"Reflation" Is Officially Dead: Core CPI Tumbles For The First Time In Over Seven Years

The reflation trade is officially over.

At the same time that retail sales posted the worst 2 month drop in 2 years, CPI - the bedrock behind the Fed's rate hiking intentions - just hit a brick wall, and after months of headline CPI growth mostly the back of the energy "base effect", in March this ended with a thud, when headline CPI printed at -0.3%, badly missing expectations of an unchanged print. The number was so bad, all 79 economist estimates missed the number (predicting a -0.2% low).

The biggest driver for the headline plunge was energy, which declined 3.2%, with the gasoline index falling 6.2%, and other major energy component indexes decreasing as well. The food index rose 0.3 percent, with the index for food at home increasing 0.5% its largest increase since May 2014.

But the real story was in the core numer, because CPI ex-food and energy dropped -0.1%, another huge miss to the +0.2% rise expected, and also the first - and worst - decline since January 2010.

Among the core components, the shelter index rose 0.1 percent, and the indexes for motor vehicle insurance, medical care, tobacco, airline fares, and alcoholic beverages also increased in March. These increases were offset by declines in several indexes, including those for wireless telephone services, used cars and trucks, new vehicles, and apparel.

More details from the report that will likely assure that Yellen will not be hiking rates for a long time:

The index for all items less food and energy declined 0.1 percent in March. The index for communication fell 3.5 percent as the index for wireless telephone services decreased 7.0 percent, the largest 1-month decline in the history of the index. The index for used cars and trucks continued to fall, declining 0.9 percent in March, and the new vehicles index decreased 0.3 percent. The apparel index declined 0.7 percent in March after rising 0.6 percent in February.


The shelter index rose 0.1 percent in March, its smallest increase since June 2014. The rent index rose 0.3 percent and the index for owners' equivalent rent advanced 0.2 percent, but the index for lodging away from home fell 2.4 percent. The medical care index increased 0.1 percent in March, as the index for hospital services rose 0.4 percent, the index for prescription drugs was unchanged, and the physicians' services index declined 0.3 percent.

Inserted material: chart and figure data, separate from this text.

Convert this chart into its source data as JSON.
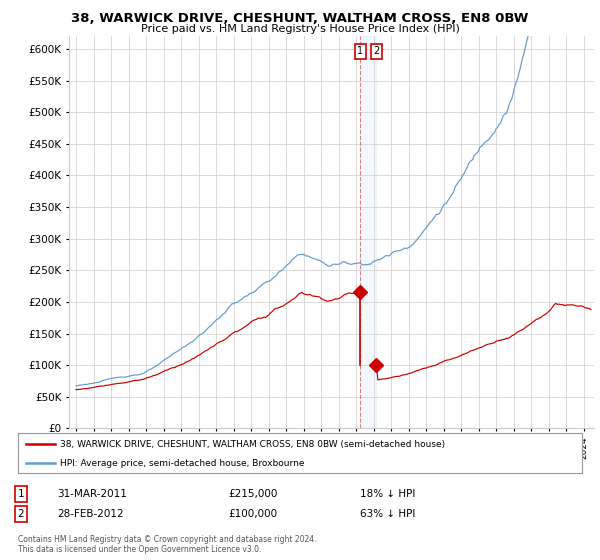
{
  "title": "38, WARWICK DRIVE, CHESHUNT, WALTHAM CROSS, EN8 0BW",
  "subtitle": "Price paid vs. HM Land Registry's House Price Index (HPI)",
  "ylim": [
    0,
    620000
  ],
  "yticks": [
    0,
    50000,
    100000,
    150000,
    200000,
    250000,
    300000,
    350000,
    400000,
    450000,
    500000,
    550000,
    600000
  ],
  "red_color": "#cc0000",
  "blue_color": "#6699cc",
  "bg_color": "#ffffff",
  "grid_color": "#cccccc",
  "point1_date_num": 2011.25,
  "point1_value": 215000,
  "point2_date_num": 2012.15,
  "point2_value": 100000,
  "legend_label_red": "38, WARWICK DRIVE, CHESHUNT, WALTHAM CROSS, EN8 0BW (semi-detached house)",
  "legend_label_blue": "HPI: Average price, semi-detached house, Broxbourne",
  "annotation1_date": "31-MAR-2011",
  "annotation1_price": "£215,000",
  "annotation1_pct": "18% ↓ HPI",
  "annotation2_date": "28-FEB-2012",
  "annotation2_price": "£100,000",
  "annotation2_pct": "63% ↓ HPI",
  "footer1": "Contains HM Land Registry data © Crown copyright and database right 2024.",
  "footer2": "This data is licensed under the Open Government Licence v3.0."
}
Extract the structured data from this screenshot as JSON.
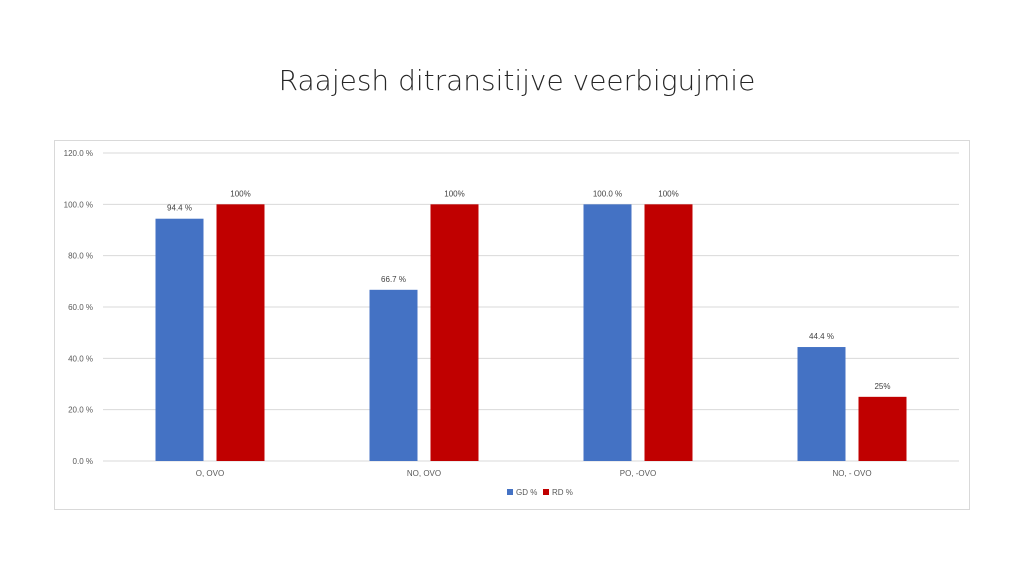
{
  "slide": {
    "title": "Raajesh ditransitijve veerbigujmie"
  },
  "chart_data": {
    "type": "bar",
    "categories": [
      "O, OVO",
      "NO, OVO",
      "PO, -OVO",
      "NO, - OVO"
    ],
    "series": [
      {
        "name": "GD %",
        "color": "#4472C4",
        "values": [
          94.4,
          66.7,
          100.0,
          44.4
        ],
        "data_labels": [
          "94.4 %",
          "66.7 %",
          "100.0 %",
          "44.4 %"
        ]
      },
      {
        "name": "RD %",
        "color": "#C00000",
        "values": [
          100,
          100,
          100,
          25
        ],
        "data_labels": [
          "100%",
          "100%",
          "100%",
          "25%"
        ]
      }
    ],
    "ylim": [
      0,
      120
    ],
    "yticks": [
      0,
      20,
      40,
      60,
      80,
      100,
      120
    ],
    "ytick_labels": [
      "0.0 %",
      "20.0 %",
      "40.0 %",
      "60.0 %",
      "80.0 %",
      "100.0 %",
      "120.0 %"
    ],
    "grid": true,
    "legend_position": "bottom",
    "xlabel": "",
    "ylabel": ""
  }
}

The index for motor vehicle insurance continued to rise, increasing 1.2 percent in March. The index for tobacco rose 0.5 percent, the airline fares index increased 0.4 percent, and the index for alcoholic beverages rose 0.2 percent. The indexes for recreation, for education, and for household furnishings and operations were unchanged in March.

Even Shelter inflation is now rolling over:

Incidentally, just moments after Trump's flip-flop on the USD and on rates, now looking for lower rates instead of higher under advice of his ex-Goldman counsel, it became clear that the US economic data would have to decline sharply in the coming months to grant his wish, and to stop the Fed from hiking further, which is why we said the following:

And sure enough...

Now we look forward for Wall Street to "U-turn" alongside Trump, and explain how it was only kidding about rising rates being good for risk assets, and what it really meant was that only QE4 can fix the economy, as usual.